Rechtsprechung

Auch bei handwerklichen Selbstverständlichkeiten genau hinschauen!

OLG München, Urteil vom 20.01.2021 – 20 U 2534/20 (im Zeitpunkt der Veröffentlichung nicht rechtskräftig)

Nicht in jedem Ausführungsmangel ist auch automatisch ein Bauüberwachungsfehler zu sehen. Vielmehr muss den jeweiligen ArchitektInnen ein Bauüberwachungsfehler insgesamt auch vorzuwerfen sein. Bei handwerklichen Selbstverständlichkeiten müssen ArchitektInnen grundsätzlich nicht minutiös bei der Ausführung danebenstehen. Es gibt aber auch Fälle, in denen auch aus der mangelhaften Ausführung handwerklicher Selbstverständlichkeiten der Beweis des ersten Anscheins folgt (für ArchitektInnen widerlegbar), dass der Bauüberwachungspflicht nicht ordnungsgemäß nachgekommen wurde. Die Folge ist sonst nämlich oft: ArchitektInnen stehen voll in der Haftung.
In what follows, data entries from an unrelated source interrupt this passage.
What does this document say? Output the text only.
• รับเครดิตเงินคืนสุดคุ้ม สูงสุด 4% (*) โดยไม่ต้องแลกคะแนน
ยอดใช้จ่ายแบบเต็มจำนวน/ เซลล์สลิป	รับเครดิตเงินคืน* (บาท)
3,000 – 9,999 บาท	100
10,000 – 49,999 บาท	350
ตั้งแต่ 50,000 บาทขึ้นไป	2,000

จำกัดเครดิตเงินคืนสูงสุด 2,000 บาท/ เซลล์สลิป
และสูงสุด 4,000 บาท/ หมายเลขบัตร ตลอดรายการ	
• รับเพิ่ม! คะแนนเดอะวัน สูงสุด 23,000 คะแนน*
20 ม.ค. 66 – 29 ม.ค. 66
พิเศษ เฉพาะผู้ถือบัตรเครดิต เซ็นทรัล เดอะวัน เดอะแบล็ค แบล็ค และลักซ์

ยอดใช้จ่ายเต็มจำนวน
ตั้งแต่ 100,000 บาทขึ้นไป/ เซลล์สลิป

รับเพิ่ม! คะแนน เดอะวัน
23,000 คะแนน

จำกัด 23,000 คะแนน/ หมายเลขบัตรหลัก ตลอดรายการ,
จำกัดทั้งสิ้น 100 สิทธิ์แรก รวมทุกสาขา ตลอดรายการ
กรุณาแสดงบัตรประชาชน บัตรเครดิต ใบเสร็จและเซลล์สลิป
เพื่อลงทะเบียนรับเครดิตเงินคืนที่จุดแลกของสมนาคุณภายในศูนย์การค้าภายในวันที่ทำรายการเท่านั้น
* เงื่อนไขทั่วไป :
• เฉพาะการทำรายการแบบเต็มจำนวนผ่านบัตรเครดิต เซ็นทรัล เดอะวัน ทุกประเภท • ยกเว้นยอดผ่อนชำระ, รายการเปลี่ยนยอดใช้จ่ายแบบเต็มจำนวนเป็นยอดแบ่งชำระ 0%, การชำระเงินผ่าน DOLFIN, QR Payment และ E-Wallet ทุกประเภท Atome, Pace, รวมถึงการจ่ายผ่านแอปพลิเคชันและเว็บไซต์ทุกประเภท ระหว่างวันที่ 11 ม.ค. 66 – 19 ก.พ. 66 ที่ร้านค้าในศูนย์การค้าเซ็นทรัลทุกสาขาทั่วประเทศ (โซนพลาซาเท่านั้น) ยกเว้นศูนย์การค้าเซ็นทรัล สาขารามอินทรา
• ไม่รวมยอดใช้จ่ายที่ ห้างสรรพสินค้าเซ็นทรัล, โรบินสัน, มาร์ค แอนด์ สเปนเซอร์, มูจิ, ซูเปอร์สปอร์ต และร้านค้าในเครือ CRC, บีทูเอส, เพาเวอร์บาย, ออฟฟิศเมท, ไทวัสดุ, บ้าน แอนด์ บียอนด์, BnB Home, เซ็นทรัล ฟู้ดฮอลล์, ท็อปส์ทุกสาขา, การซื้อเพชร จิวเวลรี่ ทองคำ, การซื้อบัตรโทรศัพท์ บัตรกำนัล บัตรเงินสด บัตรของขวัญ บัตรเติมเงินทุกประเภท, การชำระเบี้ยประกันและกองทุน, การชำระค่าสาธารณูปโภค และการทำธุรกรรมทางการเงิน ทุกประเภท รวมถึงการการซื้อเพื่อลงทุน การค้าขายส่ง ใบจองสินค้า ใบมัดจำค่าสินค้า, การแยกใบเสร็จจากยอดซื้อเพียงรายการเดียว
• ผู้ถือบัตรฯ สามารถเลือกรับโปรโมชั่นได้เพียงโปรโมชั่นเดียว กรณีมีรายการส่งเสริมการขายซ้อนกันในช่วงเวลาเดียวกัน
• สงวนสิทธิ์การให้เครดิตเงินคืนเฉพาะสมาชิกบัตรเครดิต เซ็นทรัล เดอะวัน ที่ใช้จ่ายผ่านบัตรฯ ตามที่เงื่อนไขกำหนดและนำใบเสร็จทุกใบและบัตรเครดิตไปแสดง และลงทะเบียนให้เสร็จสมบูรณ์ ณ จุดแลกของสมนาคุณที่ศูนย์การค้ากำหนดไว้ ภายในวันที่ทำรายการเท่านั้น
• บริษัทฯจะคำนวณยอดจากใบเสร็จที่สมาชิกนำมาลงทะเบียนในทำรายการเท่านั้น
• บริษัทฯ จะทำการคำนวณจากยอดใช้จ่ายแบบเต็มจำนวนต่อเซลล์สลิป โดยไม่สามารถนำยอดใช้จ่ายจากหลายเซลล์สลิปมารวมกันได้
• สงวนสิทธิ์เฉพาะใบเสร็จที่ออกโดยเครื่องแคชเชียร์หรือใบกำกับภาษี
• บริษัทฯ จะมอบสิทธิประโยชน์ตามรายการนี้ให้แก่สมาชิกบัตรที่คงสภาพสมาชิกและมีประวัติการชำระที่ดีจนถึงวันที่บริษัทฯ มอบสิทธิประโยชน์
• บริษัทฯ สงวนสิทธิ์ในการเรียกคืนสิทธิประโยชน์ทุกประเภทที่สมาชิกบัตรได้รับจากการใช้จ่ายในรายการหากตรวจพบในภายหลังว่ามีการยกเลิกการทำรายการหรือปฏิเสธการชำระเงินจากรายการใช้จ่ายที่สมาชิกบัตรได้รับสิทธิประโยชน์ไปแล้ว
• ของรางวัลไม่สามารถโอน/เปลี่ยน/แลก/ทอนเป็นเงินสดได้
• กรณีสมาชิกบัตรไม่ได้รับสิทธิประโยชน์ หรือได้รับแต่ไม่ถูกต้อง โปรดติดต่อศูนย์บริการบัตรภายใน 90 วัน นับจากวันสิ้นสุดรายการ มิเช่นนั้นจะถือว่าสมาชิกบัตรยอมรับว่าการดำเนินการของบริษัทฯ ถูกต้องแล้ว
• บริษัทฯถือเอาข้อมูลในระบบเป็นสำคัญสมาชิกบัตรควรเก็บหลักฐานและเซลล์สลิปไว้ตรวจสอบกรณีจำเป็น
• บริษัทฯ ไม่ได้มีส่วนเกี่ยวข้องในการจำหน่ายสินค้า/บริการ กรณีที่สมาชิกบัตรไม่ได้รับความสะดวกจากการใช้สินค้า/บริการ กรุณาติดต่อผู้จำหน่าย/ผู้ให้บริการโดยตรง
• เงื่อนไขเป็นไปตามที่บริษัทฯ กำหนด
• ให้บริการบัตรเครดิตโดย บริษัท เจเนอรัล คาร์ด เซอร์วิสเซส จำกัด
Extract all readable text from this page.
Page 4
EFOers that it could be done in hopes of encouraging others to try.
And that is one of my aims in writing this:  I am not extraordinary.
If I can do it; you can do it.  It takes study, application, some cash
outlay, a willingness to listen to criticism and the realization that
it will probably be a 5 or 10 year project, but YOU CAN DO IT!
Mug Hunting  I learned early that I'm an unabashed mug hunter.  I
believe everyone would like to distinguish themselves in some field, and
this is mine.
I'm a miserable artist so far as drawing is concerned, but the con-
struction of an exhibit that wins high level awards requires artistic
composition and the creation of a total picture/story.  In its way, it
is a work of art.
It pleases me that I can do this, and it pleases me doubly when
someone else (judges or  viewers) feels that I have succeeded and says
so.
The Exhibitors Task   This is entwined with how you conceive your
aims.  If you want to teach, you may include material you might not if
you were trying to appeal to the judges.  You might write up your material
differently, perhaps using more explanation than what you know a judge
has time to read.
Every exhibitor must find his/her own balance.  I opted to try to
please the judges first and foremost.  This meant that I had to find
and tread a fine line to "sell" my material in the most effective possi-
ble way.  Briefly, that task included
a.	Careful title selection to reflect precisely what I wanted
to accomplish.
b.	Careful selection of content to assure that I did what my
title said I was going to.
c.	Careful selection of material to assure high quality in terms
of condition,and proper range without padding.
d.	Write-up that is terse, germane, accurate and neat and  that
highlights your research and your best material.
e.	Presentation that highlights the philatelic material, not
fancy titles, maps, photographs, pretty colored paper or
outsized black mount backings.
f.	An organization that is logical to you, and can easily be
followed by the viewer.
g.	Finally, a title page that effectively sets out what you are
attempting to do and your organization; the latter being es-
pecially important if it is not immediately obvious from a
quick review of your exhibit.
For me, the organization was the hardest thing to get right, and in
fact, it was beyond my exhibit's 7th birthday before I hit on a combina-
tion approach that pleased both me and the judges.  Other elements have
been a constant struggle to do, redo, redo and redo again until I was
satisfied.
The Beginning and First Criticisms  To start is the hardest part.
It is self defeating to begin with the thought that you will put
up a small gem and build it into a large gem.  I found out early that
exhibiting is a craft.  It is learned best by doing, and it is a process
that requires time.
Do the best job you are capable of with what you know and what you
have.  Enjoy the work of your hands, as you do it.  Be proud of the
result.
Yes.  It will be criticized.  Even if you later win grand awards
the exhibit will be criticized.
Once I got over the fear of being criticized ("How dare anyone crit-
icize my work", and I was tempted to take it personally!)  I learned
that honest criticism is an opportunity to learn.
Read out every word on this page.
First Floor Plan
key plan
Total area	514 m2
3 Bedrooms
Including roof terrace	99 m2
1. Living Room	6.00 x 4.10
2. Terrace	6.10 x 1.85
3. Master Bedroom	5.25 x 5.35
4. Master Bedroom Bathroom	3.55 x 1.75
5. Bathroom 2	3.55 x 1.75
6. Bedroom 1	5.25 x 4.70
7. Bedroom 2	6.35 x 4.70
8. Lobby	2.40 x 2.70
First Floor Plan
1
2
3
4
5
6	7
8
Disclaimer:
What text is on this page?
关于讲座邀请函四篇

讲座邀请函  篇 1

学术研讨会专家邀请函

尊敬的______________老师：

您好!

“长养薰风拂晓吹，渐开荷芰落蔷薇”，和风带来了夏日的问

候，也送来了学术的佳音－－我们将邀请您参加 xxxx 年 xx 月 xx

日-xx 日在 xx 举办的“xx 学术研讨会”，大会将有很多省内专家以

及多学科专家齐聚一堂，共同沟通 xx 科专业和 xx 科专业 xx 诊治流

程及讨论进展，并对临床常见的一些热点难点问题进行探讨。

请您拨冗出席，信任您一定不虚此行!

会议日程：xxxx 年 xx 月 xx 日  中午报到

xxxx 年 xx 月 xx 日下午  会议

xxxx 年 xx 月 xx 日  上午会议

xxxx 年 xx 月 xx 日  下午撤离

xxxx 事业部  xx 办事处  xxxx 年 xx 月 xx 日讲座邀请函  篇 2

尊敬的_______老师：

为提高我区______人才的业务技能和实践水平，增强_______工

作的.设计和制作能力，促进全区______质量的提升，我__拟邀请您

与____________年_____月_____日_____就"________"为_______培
Das Oberlandesgericht München hatte hierzu folgenden Fall zu entscheiden:

Ein Bauherr beauftragte einen Architekten mit der Planung und Bauüberwachung eines Hauses. Bei der Ausführung der Bauarbeiten kam es zu Mängeln in der Abdichtung. Ein vom Gericht bestellter Sachverständiger stellte fest, dass es zu Leckagen in der Abdichtungsebene im Bereich der Schweißnähte gekommen war. Der Bauherr nahm daraufhin den Architekten auf Schadensersatz wegen Bauüberwachungsfehlern in Anspruch. Dieser hielt dem Bauherrn entgegen, dass er seiner Bauüberwachungspflicht ordnungsgemäß nachgekommen sei, er vielmehr nicht handwerkliche Selbstverständlichkeiten überwachen müsse. Dies sah das Oberlandesgericht München anders. Abdichtungsarbeiten seien allgemein als besonders gefahrgeneigte Arbeiten einzuordnen (so auch OLG Brandenburg, Urteil vom 30.03.2018 – 12 U 71/16). Wenn es daher bei solchen gefahrgeneigten Arbeiten zu Ausführungsmängeln kom-me, dann spreche bereits der Beweis des ersten Anscheins für eine Verletzung der Bauüberwachungspflicht (so z.B. auch BGH, Urteil vom 16.05.2002 – VII ZR 81/00). Nach der Auffassung des Oberlandesgericht Münchens sei dies auch nicht anders zu sehen, wenn es sich bei der Ausführung von Schweißnähten um handwerkliche Selbstverständlichkeiten handelt. Die besonders gefahrgeneigten Arbeiten seien insgesamt zu betrachten, an deren Erfolg auch handwerkliche Selbstverständlichkeiten wie hier die Schweißnähte maßgeblich zum Werkefolg beitragen. Daher müsse auch bei diesen Arbeiten eine besondere Bauüberwachung erfolgen, die den gefahrgeneigten Arbeiten insgesamt gerecht werde. Der Architekt hätte daher zumindest nach Abschluss, bevor die Arbeiten zugebaut werden, diese beweisbar kontrollieren müssen. Dies folge auch daraus, dass die Ausführung dieser Arbeiten nur kurzzeitig kontrollierbar seien und daher die Arbeiten bereits vor Realisierung von Mängeln am Bauwerk rechtzeitig verhindert und die Beseitigung veranlasst werden müssen (so auch OLG München, Urteil vom 08.06.2010 – 28 U 2751/06).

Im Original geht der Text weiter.